Рядом с ней возник портал и она, на секунду замерев, прислушалась к голосам в голове.

— Мне пора. — Произнесла она. — Считай, что тебе повезло. Потерянные руки — наказание за дерзость.

Лейара Рал’энви, повинуясь приказу демонов в голове, шагнула в портал, оставляя ошеломлённого эльфа стоять в одиночестве.

Он, как только эльфийка исчезла, осмотрелся, нашел взглядом свои конечности, подошел к ним и рухнув на колени, зубами оторвал рукав, открывая доступ к браслету на руке. Исхитрился нажать на аварийную кнопку вызова и замер, усевшись в позе лотоса.
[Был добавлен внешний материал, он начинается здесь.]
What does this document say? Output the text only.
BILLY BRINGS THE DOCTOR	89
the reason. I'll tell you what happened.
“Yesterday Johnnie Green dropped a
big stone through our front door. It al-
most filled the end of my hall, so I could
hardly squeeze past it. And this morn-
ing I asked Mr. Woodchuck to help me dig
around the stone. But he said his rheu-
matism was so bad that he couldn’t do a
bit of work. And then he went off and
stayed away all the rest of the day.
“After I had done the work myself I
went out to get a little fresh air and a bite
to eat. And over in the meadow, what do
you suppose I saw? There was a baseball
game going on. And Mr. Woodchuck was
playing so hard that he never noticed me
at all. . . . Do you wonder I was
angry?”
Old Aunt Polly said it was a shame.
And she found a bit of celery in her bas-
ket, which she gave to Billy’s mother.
Эвакуационный дрон с комического корабля должен прилететь в течение нескольких минут, а пока есть время подумать над произошедшим.

Чистая, обладающая древними техниками, на занюханой планетёнке, в которой он выполнял простое задание по разжиганию мировой войны. Здесь явно что-то было не так и Совету стоит узнать о произошедшем. Если всё санкционированно ими, то он понесёт заслуженное наказание за то, что полез не в своё дело, но если его подозрения верны и она часть забытой ветви, то его явно ждёт награда.

* * *

Мозги Т’ары плавились. Причём временами, в буквальном смысле.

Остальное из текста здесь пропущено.